From CQ Politics:
The Senate embarked Thursday on its annual budget “vote-a-rama,” an event many feel is deeply flawed but that neither party has found a way to avoid. The vote-a-rama is an hours-long series of roll call votes on dozens of amendments to the annual budget resolution — in this case, the fiscal 2010 blueprint (S Con Res 13) ...
To Senate newcomers the vote-a-rama often seems bizarre.

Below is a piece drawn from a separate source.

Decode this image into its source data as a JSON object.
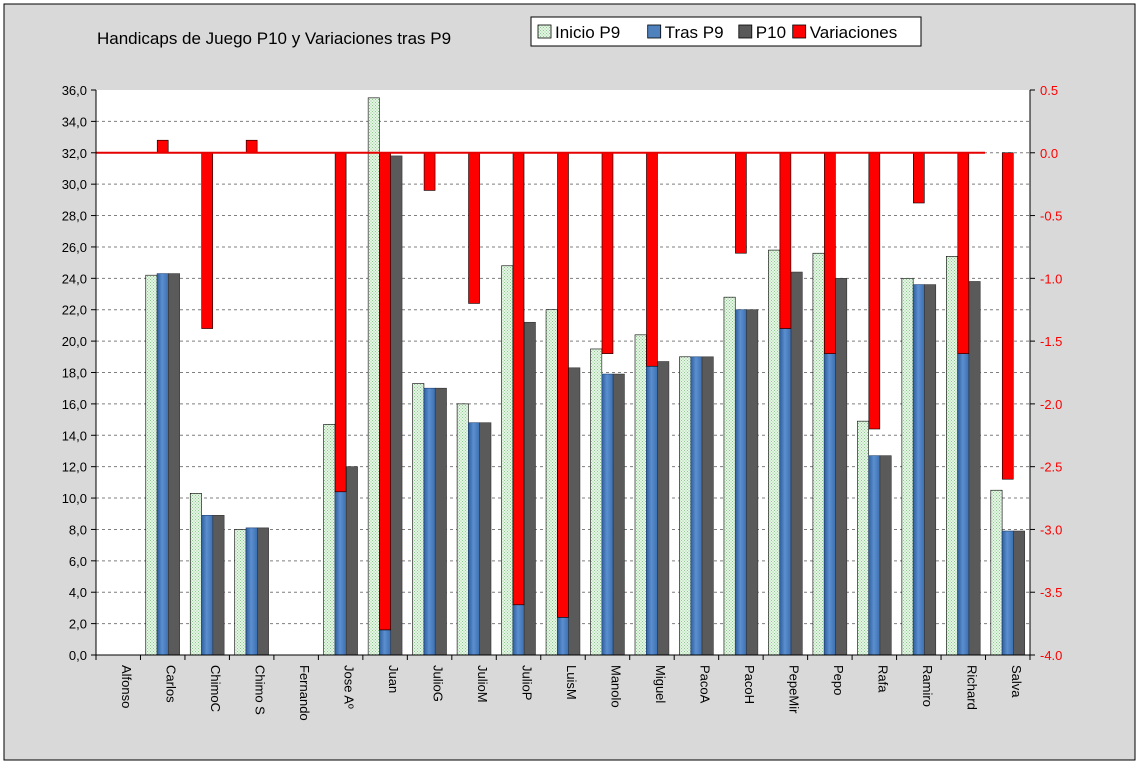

“As we went up to vote on this kind of preposterous comical bomb-throwing positioning amendments, a lot of the new freshmen at the time were thinking and
saying to each other, ‘You know, this is just too damn silly to vote on,’” Sheldon Whitehouse , D-R.I., said at the February hearing, recollecting his first vote-a-rama in 2007. “And so we at that time discussed the idea of actually changing the Senate voting tally so that your choices were ‘yay,’ ‘nay,’ or ‘too damn silly to vote on.’”
Whitehouse went so far as to write the idea down on paper at the time.
“We have it framed and hanging in my office in case anyone wants to see it,” said a chuckling Lamar Alexander , R-Tenn., first elected in 2002.
From AP:
Sen. Dianne Feinstein, D-Calif., spent much of the day at her desk in the rear of the chamber, studiously trying to read each amendment before voting. Despite her earnestness, she couldn't keep up.
"I would like to change my vote," she said at one point, referring to an amendment on which she was a co-sponsor. "It was my intention to vote 'yes' and I voted 'no.'"
"If we had a vote on my amendment, I missed it," Sen. Bob Bennett, R-Utah, said at another point. "Was there a vote?" Conrad said Bennett's amendment had passed unanimously, without a roll call vote.